Atiku, who also insisted that the greatest threat to the security of the country in 2019 is not the Boko Haram/ISWAP insurgency but  the growing wave of poverty, stated this in his reaction to the recent report by the United Nations Development Programme, UNDP, indicating that over 98 million Nigerians were living in multi-dimensional poverty.

According to the former VP who was the presidential candidate if the Peoples Democratic Party (PDP) in the last general elections, the report indicated that poverty had become the fastest growing venture in Nigeria over the last four years.

In a statement issued by his media adviser, Paul Ibe, Atiku insisted that there was an urgent and compelling need for institutions of the Nigerian state to understand that it was an appalling dereliction of duty to stand idly by and allow misery multiply in the populace.

According to him, this was no longer a grassroots problem.

He said: “The failure of our economy over the last four years affects everyone from top to bottom. Four years ago, Aliko Dangote, Nigeria’s richest man, was worth $25bn. However, his net worth in 2019 is less than half that.
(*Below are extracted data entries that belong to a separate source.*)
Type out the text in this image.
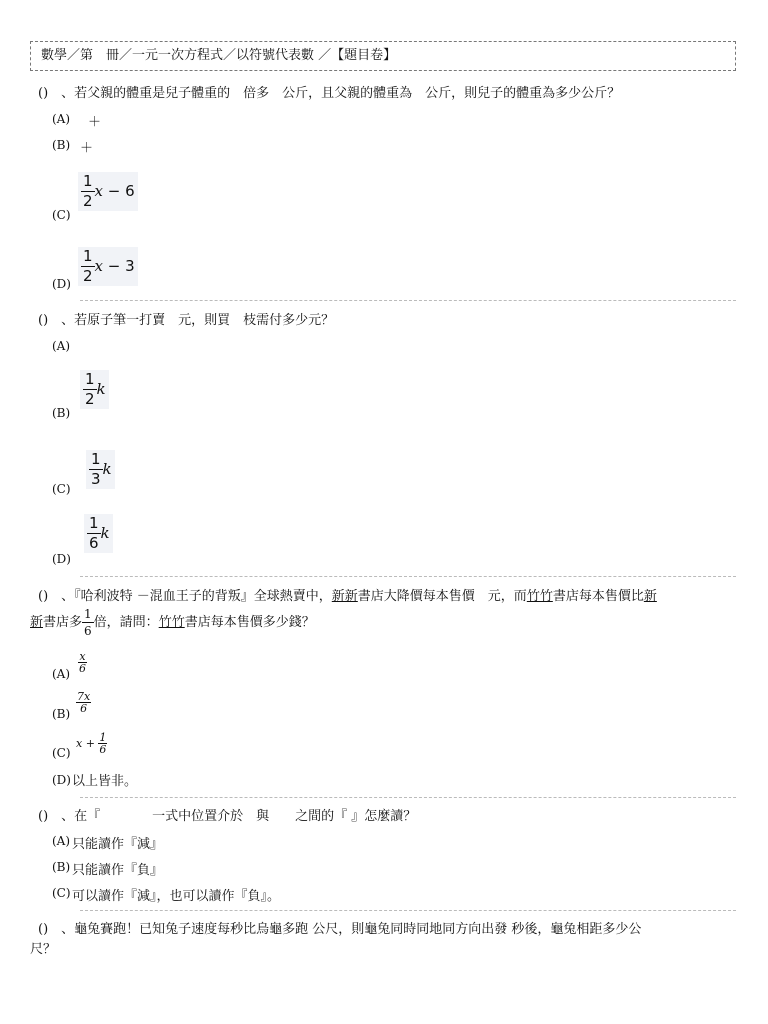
數學／第　冊／一元一次方程式／以符號代表數 ／【題目卷】
()　、若父親的體重是兒子體重的　倍多　公斤，且父親的體重為　公斤，則兒子的體重為多少公斤？
(A) ＋
(B) ＋
(C)
$\frac{1}{2}$ x − 6
$(D) \frac{1}{2}$ x − 3
()　、若原子筆一打賣　元，則買　枝需付多少元？
(A)
(B)
$\frac{1}{2}$ k
(C)
$\frac{1}{3}$ k
(D)
$\frac{1}{6}$ k
()　、『哈利波特 －混血王子的背叛』全球熱賣中，新新書店大降價每本售價　元，而竹竹書店每本售價比新
新書店多 $\frac{1}{6}$ 倍，請問：竹竹書店每本售價多少錢？
$(A) \frac{x}{6}$
$(B) \frac{7x}{6}$
(C)
$x + \frac{1}{6}$
(D) 以上皆非。
()　、在『　　　　一式中位置介於　與　　之間的『 』怎麼讀？
(A) 只能讀作『減』
(B) 只能讀作『負』
(C) 可以讀作『減』，也可以讀作『負』。
()　、龜兔賽跑！已知兔子速度每秒比烏龜多跑 公尺，則龜兔同時同地同方向出發 秒後，龜兔相距多少公
尺？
He joined thousands of industrialists whose wealth and their ability to produce, had eroded in recent years, and continue to do so.
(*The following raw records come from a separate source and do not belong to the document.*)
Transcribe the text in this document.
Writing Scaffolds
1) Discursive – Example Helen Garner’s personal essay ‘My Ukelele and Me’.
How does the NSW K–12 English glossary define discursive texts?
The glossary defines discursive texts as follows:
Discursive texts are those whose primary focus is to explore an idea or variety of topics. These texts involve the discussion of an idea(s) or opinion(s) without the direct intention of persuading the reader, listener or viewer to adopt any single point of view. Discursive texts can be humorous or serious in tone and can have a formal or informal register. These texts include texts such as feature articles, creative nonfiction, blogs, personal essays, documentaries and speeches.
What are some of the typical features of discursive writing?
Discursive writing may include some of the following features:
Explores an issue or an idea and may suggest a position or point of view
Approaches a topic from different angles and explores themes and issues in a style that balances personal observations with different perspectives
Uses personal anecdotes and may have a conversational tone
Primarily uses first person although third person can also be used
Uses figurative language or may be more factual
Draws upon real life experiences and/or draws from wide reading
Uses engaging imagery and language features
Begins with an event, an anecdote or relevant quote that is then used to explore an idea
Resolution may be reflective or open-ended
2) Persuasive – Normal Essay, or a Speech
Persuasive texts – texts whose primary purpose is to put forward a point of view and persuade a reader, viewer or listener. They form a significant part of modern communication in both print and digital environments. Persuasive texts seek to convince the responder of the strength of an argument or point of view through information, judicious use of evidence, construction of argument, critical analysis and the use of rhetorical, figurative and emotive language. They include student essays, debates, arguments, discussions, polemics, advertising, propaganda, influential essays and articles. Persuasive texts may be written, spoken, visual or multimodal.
Read also: I know politicians who have suddenly become billionaires with public funds

“With the National Bureau of Statistics reporting a net job loss of over six million since 2015, we see that if industrialists have their wealth eroding, it affects their ability to create opportunities, which means that the trickle-down effect gradually dries.”

Atiku further warned that the world was noticing, hence Foreign Direct Investment was shifting from Nigeria to Ghana, making Ghana the top recipient of FDI in West Africa in the last year.

He said: “And in the wake of this report by the UNDP, we are greeted with nonchalance by those who led us into this crisis. It is as though they think that as long as they and their families are not amongst those 98 million extremely poor Nigerians, things can carry on as before.

“But that cannot be allowed to be the case. Those who have the ability, including the Council of State, all former leaders, elder-statesmen, and especially the other arms of government, must begin to collaborate for solutions, before the number increases from 98 million, to all 198 million Nigerians.

“We must remember that we are stakeholders in the Nigerian project; stakeholders who must speak up for those 98 million people who are losing their voices to poverty.”